Breathe rhythmically
Master of Physicians Nguyen Van Ngan, Department of Respiratory Medicine, Tam Anh General Hospital, Hanoi, said that correct breathing helps reduce shortness of breath and stress on the body. Breathing in a 3:2 rhythm, i.e. 3 steps of inhalation and 2 steps of exhalation, helps balance the pressure on the diaphragm and pelvis when running, reducing the risk of injury and imbalance. In case of high-intensity running, we can switch to a 2:1 breathing pattern, that is, 2 steps of inhalation and one step of exhalation.
Breathe through both nose and mouth
Breathing through the nose helps the air be filtered, moistened and warmed before entering the lungs. This method is very good for your health, especially when running in cold weather, dry or polluted air.
Breathing through the nose can provide enough oxygen when running at a normal speed. However, because the nose's airway structure is much smaller than the mouth, breathing through the nose alone is often not enough to provide oxygen when sprinting or doing high-intensity exercise.
You should breathe through your nose and mouth when running at high intensity to maximize the amount of oxygen inhaled. When running recovery, running at low intensity, try to breathe mainly through your nose.
Diaphragmatic breathing
According to the American Lung Association, instead of breathing quickly and shallowly, the best breathing technique when running is belly breathing or diaphragmatic breathing.
Deep, slow breathing helps expand the entire abdomen, taking in more oxygen than shallow chest breathing. You can practice diaphragmatic breathing or abdominal breathing before running by lying on your back and trying to breathe deeply and slowly, expanding your entire abdomen when inhaling, watching your abdomen rise and your chest stay still. As you become more proficient, gradually increase your breathing time to lengthen your inhalation time.
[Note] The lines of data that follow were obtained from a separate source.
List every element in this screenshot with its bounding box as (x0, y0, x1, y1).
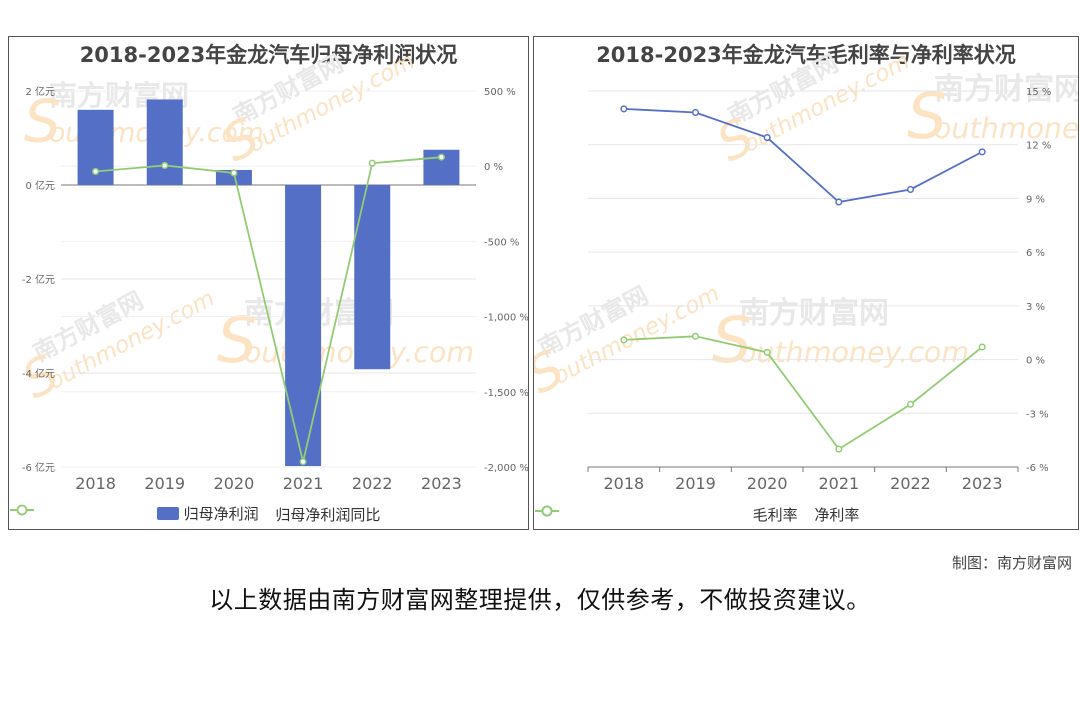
legend-label-net-margin: 净利率 (814, 506, 860, 524)
chart-legend: 毛利率 净利率 (534, 504, 1078, 525)
legend-item-net-profit-yoy[interactable]: 归母净利润同比 (10, 504, 381, 525)
chart-legend: 归母净利润 归母净利润同比 (9, 503, 528, 525)
watermark-url: outhmoney.com (739, 336, 969, 369)
chart-title: 2018-2023年金龙汽车归母净利润状况 (79, 43, 458, 67)
y-right-tick-label: -1,500 % (484, 388, 529, 399)
x-tick-label: 2019 (675, 474, 716, 493)
bar-net-profit-2020[interactable] (215, 169, 252, 185)
y-right-tick-label: 0 % (1026, 356, 1045, 367)
chart-credit: 制图：南方财富网 (951, 554, 1072, 572)
point-gross-margin-2022[interactable] (906, 185, 915, 194)
grid (588, 90, 1018, 468)
legend-swatch-net-profit-yoy (10, 504, 34, 516)
x-tick-label: 2019 (144, 474, 185, 493)
point-net-margin-2019[interactable] (691, 332, 700, 340)
chart-title: 2018-2023年金龙汽车毛利率与净利率状况 (596, 43, 1016, 67)
x-tick-label: 2023 (962, 474, 1003, 493)
legend-item-net-margin[interactable]: 净利率 (535, 504, 860, 525)
y-right-tick-label: 6 % (1026, 248, 1045, 259)
legend-swatch-net-profit (156, 507, 179, 520)
point-gross-margin-2023[interactable] (978, 148, 986, 156)
y-left-tick-label: 2 亿元 (25, 85, 55, 98)
legend-swatch-net-margin (535, 505, 559, 517)
legend-label-net-profit: 归母净利润 (183, 505, 259, 523)
point-net-margin-2021[interactable] (835, 445, 843, 453)
legend-item-gross-margin[interactable]: 毛利率 (535, 504, 798, 525)
point-gross-margin-2020[interactable] (763, 134, 771, 142)
y-left-tick-label: -2 亿元 (22, 273, 55, 286)
legend-label-net-profit-yoy: 归母净利润同比 (275, 506, 381, 524)
line-net-margin (623, 335, 983, 451)
watermark-url: outhmoney.com (934, 112, 1079, 145)
x-tick-label: 2020 (747, 474, 788, 493)
margin-chart: 南方财富网Southmoney.com南方财富网Southmoney.com南方… (534, 48, 1079, 493)
y-right-tick-label: 15 % (1026, 87, 1051, 98)
net-profit-chart-panel: 2018-2023年金龙汽车归母净利润状况 南方财富网Southmoney.co… (8, 36, 529, 530)
bar-net-profit-2019[interactable] (146, 99, 183, 185)
point-net-profit-yoy-2018[interactable] (92, 167, 100, 176)
legend-item-net-profit[interactable]: 归母净利润 (156, 503, 259, 524)
point-gross-margin-2018[interactable] (620, 105, 628, 113)
x-tick-label: 2021 (818, 474, 859, 493)
y-left-tick-label: -4 亿元 (22, 367, 55, 380)
watermark: 南方财富网Southmoney.com南方财富网Southmoney.com南方… (534, 48, 1079, 405)
x-tick-label: 2018 (75, 474, 116, 493)
y-right-tick-label: -3 % (1026, 409, 1049, 420)
x-tick-label: 2022 (352, 474, 393, 493)
bar-net-profit-2022[interactable] (354, 185, 391, 370)
y-right-tick-label: -1,000 % (484, 313, 529, 324)
y-right-tick-label: 12 % (1026, 141, 1051, 152)
watermark-text: 南方财富网 (739, 296, 889, 331)
point-gross-margin-2019[interactable] (691, 108, 700, 117)
line-gross-margin (623, 108, 983, 203)
point-net-profit-yoy-2022[interactable] (368, 159, 376, 167)
watermark-logo-s: S (907, 80, 947, 153)
watermark-text: 南方财富网 (934, 72, 1079, 107)
disclaimer-text: 以上数据由南方财富网整理提供，仅供参考，不做投资建议。 (209, 586, 871, 614)
watermark: 南方财富网Southmoney.com南方财富网Southmoney.com南方… (13, 48, 475, 410)
watermark-logo-s: S (712, 304, 752, 377)
y-right-tick-label: 9 % (1026, 194, 1045, 205)
point-net-margin-2020[interactable] (763, 348, 771, 356)
point-net-profit-yoy-2021[interactable] (299, 458, 307, 466)
y-right-tick-label: -2,000 % (484, 463, 529, 474)
x-tick-label: 2020 (214, 474, 255, 493)
y-right-tick-label: -500 % (484, 237, 519, 248)
point-net-margin-2022[interactable] (906, 400, 915, 408)
y-left-tick-label: 0 亿元 (25, 179, 55, 192)
y-right-tick-label: 3 % (1026, 302, 1045, 313)
point-net-margin-2023[interactable] (978, 343, 986, 351)
x-tick-label: 2021 (283, 474, 324, 493)
x-tick-label: 2023 (421, 474, 462, 493)
point-net-profit-yoy-2020[interactable] (230, 169, 238, 177)
x-tick-label: 2022 (890, 474, 931, 493)
point-net-profit-yoy-2023[interactable] (437, 153, 445, 161)
line-net-profit-yoy (95, 156, 442, 462)
x-tick-label: 2018 (603, 474, 644, 493)
y-right-tick-label: 0 % (484, 162, 503, 173)
legend-label-gross-margin: 毛利率 (752, 506, 798, 524)
y-left-tick-label: -6 亿元 (22, 461, 55, 474)
point-gross-margin-2021[interactable] (835, 198, 843, 206)
point-net-margin-2018[interactable] (620, 336, 628, 344)
bar-net-profit-2021[interactable] (285, 185, 322, 467)
watermark-logo-s: S (24, 86, 61, 155)
y-right-tick-label: 500 % (484, 87, 516, 98)
point-net-profit-yoy-2019[interactable] (161, 161, 169, 169)
y-right-tick-label: -6 % (1026, 463, 1049, 474)
net-profit-chart: 南方财富网Southmoney.com南方财富网Southmoney.com南方… (13, 48, 529, 493)
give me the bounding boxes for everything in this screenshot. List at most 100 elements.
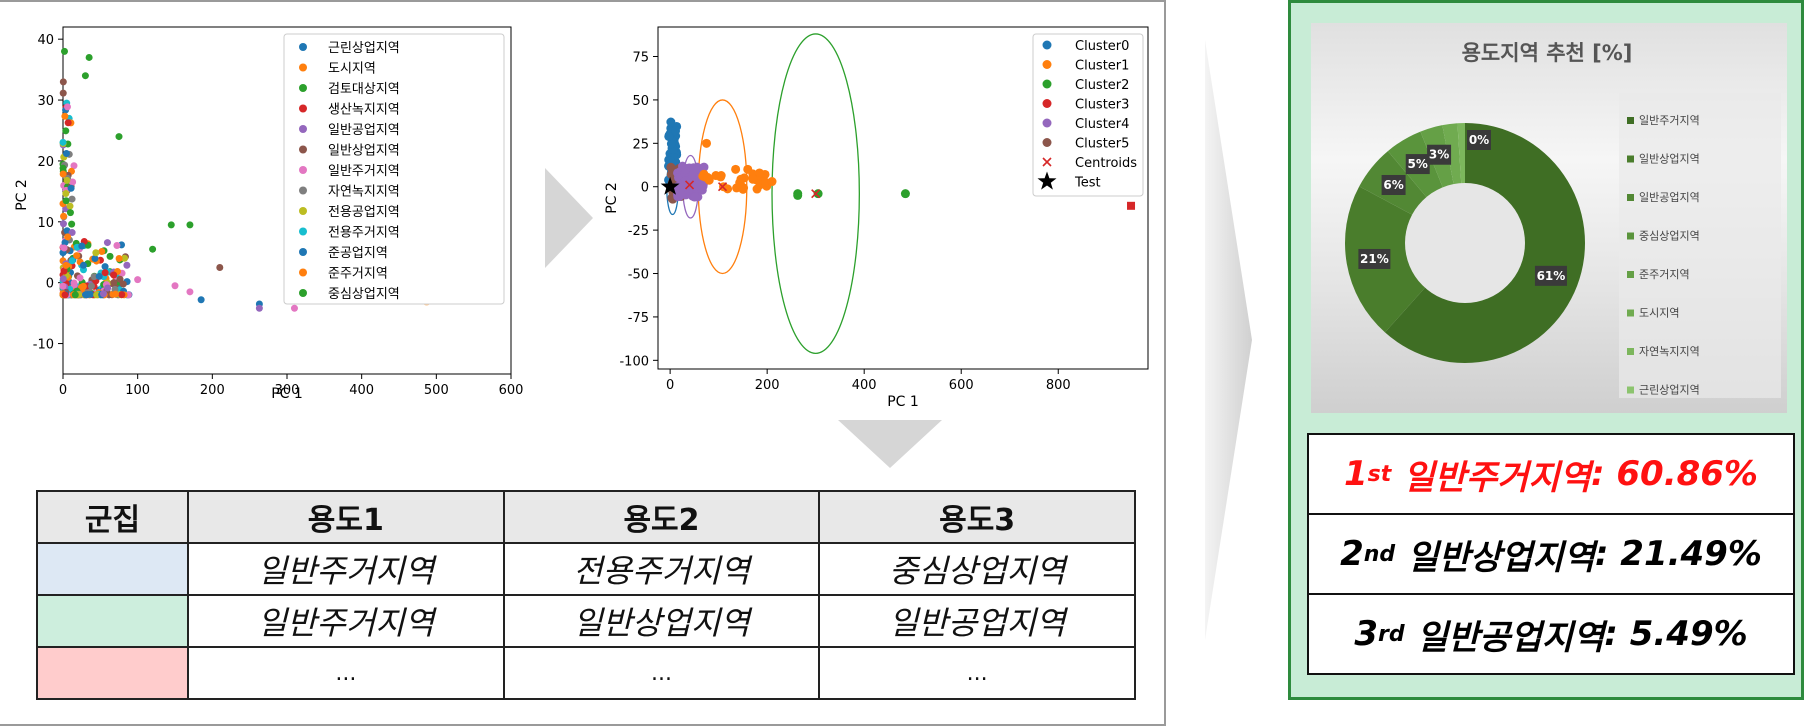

Maintain correct running posture
To maintain breathability while running, posture is very important. Runners should not bend or lean forward because it can compress the lungs and obstruct the diaphragm, leading to difficulty breathing. Good posture when running is to keep your head in line with your spine and your chest straight.
Run in fresh air
Runners breathe much easier if they breathe fresh air. If you plan to run outdoors in an urban area with polluted air, choose a time of day when traffic is at its lowest. You avoid busy roads, there is less congestion.
Breathe slowly
Uncontrolled breathing can be caused by running too fast. If getting air in is difficult, slow your breathing and relax.
Dr. Ngan advises people with chronic respiratory diseases such as asthma, COPD, that jogging is beneficial for their health but should pay attention to avoiding factors that trigger acute exacerbations of the disease. Specifically, avoid running in cold, dry weather. If running, cover your nose and mouth with a scarf to warm and moisten the air when inhaling. You should run at the time of day when pollen concentrations are lowest, usually in the morning or after the rain.